# Possible leak in rear window on our 584



## kifiad (Aug 20, 2011)

Hi,

Just bought a 1999 Hymer B584  Over all very happy with vehicle. It has a full service history. Had an independent inspection done which raised a couple of issues, nothing major, and to be expected in a 14 year old motorhome. (some untidy welding underneath step, small chip on windscreen, carpets a bit frayed in places) No damp discovered (highest reading was 12% in offside cupboard).A concern we do have is we discovered water in the kitchen drawers, not much, most in top drawer. Its rained really heavily the last few days. By a process of elimination we think we have discovered the source. It seems to be coming in through the left hand side of the window (looking out from inside). My question is if it is the rubber seal, is it possible to replace them? Or should we re seal the window with sealant from the outside, around the frame? We thought it may be an internal leak, but cant find one. We poured some water down plug hole in hob sink (which is over drawers), but no leak. Also the fact that the water was in all 3 drawers makes us think it is not this. Obviously we are worried that if we cant find rectify this the mh will end up being damaged. It is currently dry underneath the drawers on the floor. Am baffled!! Any help much appreciated, Thanks


----------



## premiermotorhomes (Feb 13, 2008)

Good afternoon kifiad, 

If you require any assistance with parts please PM me your chassis number and I will be happy to post details of the window seal you may require which is replaceable.

Regards,
Chris


----------



## Roger7webster (Oct 10, 2006)

is there a possible pin hole in a water pipe that may produce a fine spray over the drawers. I am not familiar with your motor home but had a similar problem on mine and this was the cause


----------



## nickkdx (May 26, 2009)

We had water in our cutler drawer on our 2001 B584, this was due to the large cap under plug hole leaking, the problem was caused by using drain cleaner I think, this had distorted the tread on the plug hole assembly. I fitted new ones and no more water in draw.

Nick


----------



## Geriatricbackpacker (Aug 21, 2012)

Most likely to be the plastic pipe between the hob and the sink drainer.
Obvious way to check is to dry the drawer and put some water down the hob drain and then check.

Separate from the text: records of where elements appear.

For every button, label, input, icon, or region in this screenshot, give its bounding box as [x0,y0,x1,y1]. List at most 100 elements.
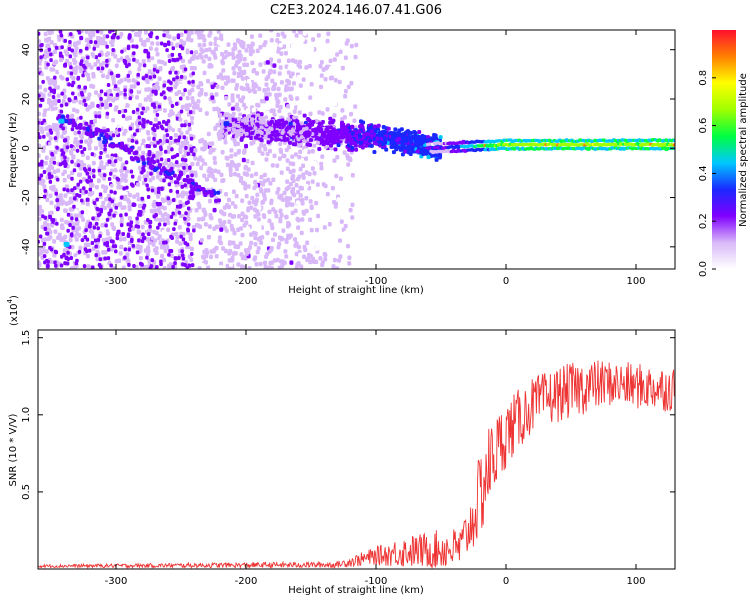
spectrogram-cell [303,132,308,137]
spectrogram-cell [55,145,59,150]
spectrogram-cell [254,262,259,267]
spectrogram-cell [342,242,347,248]
spectrogram-cell [38,93,41,98]
spectrogram-cell [137,115,142,120]
spectrogram-cell [193,147,198,153]
spectrogram-cell [86,179,90,184]
spectrogram-cell [97,262,102,267]
spectrogram-cell [272,258,277,263]
spectrogram-cell [61,172,65,177]
spectrogram-cell [64,184,69,189]
spectrogram-cell [122,186,126,191]
spectrogram-cell [166,227,171,233]
spectrogram-cell [308,95,313,100]
spectrogram-cell [236,262,241,267]
spectrogram-cell [90,204,95,209]
spectrogram-cell [292,115,297,120]
spectrogram-cell [66,212,71,217]
spectrogram-cell [286,144,291,150]
spectrogram-cell [145,37,150,43]
spectrogram-cell [328,76,333,81]
spectrogram-cell [288,181,293,187]
spectrogram-cell [123,255,127,260]
spectrogram-cell [288,121,293,126]
spectrogram-cell [84,139,89,144]
spectrogram-cell [156,202,160,207]
spectrogram-cell [79,213,84,219]
spectrogram-cell [42,170,47,175]
spectrogram-cell [147,144,151,149]
spectrogram-cell [143,30,148,35]
spectrogram-cell [156,170,160,175]
spectrogram-cell [269,30,274,33]
spectrogram-cell [343,88,348,94]
spectrogram-cell [128,96,133,101]
spectrogram-cell [299,186,304,191]
spectrogram-cell [168,168,173,173]
spectrogram-cell [245,159,250,164]
spectrogram-cell [146,194,151,199]
spectrogram-cell [149,121,153,126]
spectrogram-cell [109,40,113,45]
spectrogram-cell [308,259,313,265]
spectrogram-cell [72,196,77,201]
spectrogram-cell [113,167,118,173]
spectrogram-cell [236,117,241,122]
spectrogram-cell [48,235,53,240]
spectrogram-cell [403,149,408,154]
spectrogram-cell [55,85,60,90]
spectrogram-cell [191,71,195,76]
spectrogram-cell [200,35,205,40]
spectrogram-cell [252,68,257,73]
spectrogram-cell [291,142,296,147]
spectrogram-cell [178,96,183,101]
spectrogram-cell [49,259,54,265]
spectrogram-cell [278,141,283,146]
spectrogram-cell [228,113,233,118]
spectrogram-cell [80,210,85,215]
spectrogram-cell [83,235,88,240]
spectrogram-cell [201,187,206,192]
spectrogram-cell [99,96,103,101]
spectrogram-cell [290,128,295,133]
spectrogram-cell [131,109,136,114]
spectrogram-cell [192,228,196,233]
spectrogram-cell [140,224,145,230]
spectrogram-cell [339,219,344,224]
spectrogram-cell [311,119,316,124]
spectrogram-cell [308,217,313,222]
spectrogram-cell [49,52,53,57]
spectrogram-cell [120,49,124,54]
spectrogram-cell [264,82,269,87]
spectrogram-cell [89,178,93,183]
spectrogram-cell [103,147,107,152]
spectrogram-cell [63,62,68,67]
spectrogram-cell [268,181,273,186]
spectrogram-cell [268,261,273,266]
spectrogram-cell [155,69,160,74]
spectrogram-cell [166,171,171,176]
spectrogram-cell [236,173,241,178]
spectrogram-cell [38,143,42,149]
spectrogram-cell [78,48,83,53]
spectrogram-cell [117,258,122,264]
spectrogram-cell [267,92,272,97]
spectrogram-cell [285,137,290,142]
spectrogram-cell [320,262,325,268]
spectrogram-cell [298,149,303,154]
spectrogram-cell [106,51,111,56]
spectrogram-cell [259,98,264,104]
spectrogram-cell [245,86,250,92]
spectrogram-cell [193,170,198,176]
spectrogram-cell [63,164,68,169]
spectrogram-cell [51,67,56,72]
spectrogram-cell [122,236,127,242]
spectrogram-cell [72,51,77,56]
spectrogram-cell [151,202,156,207]
spectrogram-cell [183,158,188,163]
spectrogram-cell [46,62,50,67]
spectrogram-cell [78,122,83,127]
spectrogram-cell [84,189,88,194]
spectrogram-cell [157,76,162,81]
spectrogram-cell [263,264,268,269]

If that's the case you can either replace the unit (sink trap etc) or you might be able to get a bit of flexible pipe over the pipework and jubilee clip it. I've got a bit left over from fixing mine if you get stuck.

Terry


----------



## Geriatricbackpacker (Aug 21, 2012)

Oops just seen that you have done this test already...I must read through threads properly...I must read through threads properly...I must read through threads properly...

Terry


----------



## BillCreer (Jan 23, 2010)

Hi,
I had a leak from the back window but think it was down to where I park the van on my drive and the prevailing wind.
One place I did discover a leak was on the top edge of the extractor fan vent external cover. The trouble is you can't see the top edge (which distorts with age) but it's an easy invisible fix with some sealant.


----------



## prof20 (Jan 11, 2007)

Hi kifiad,
I have a 1998 B544.

Assuming your kitchen is laid out the same as on the B544, with a double sink to the right above the drawers, it is unlikely any water leaking from the rear window could end up in your drawers (no pun intended).

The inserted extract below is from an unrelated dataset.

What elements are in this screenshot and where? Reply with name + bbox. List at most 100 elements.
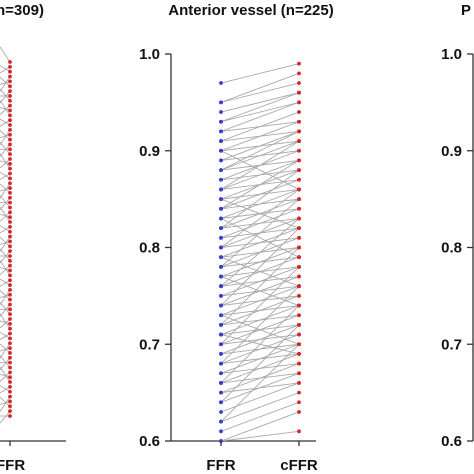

The sinks are underneath the laminated worktop, with a seal around the tops of the sinks.

I have had experience of this seal degrading, and water penetrating between seal and worktop and dripping into the drawers.

Next likely culprit is the seal around the drain outlet at the bottom of the sinks, which is a rubber O-ring. This can perish and leak.

Hope this helps,

Roger


----------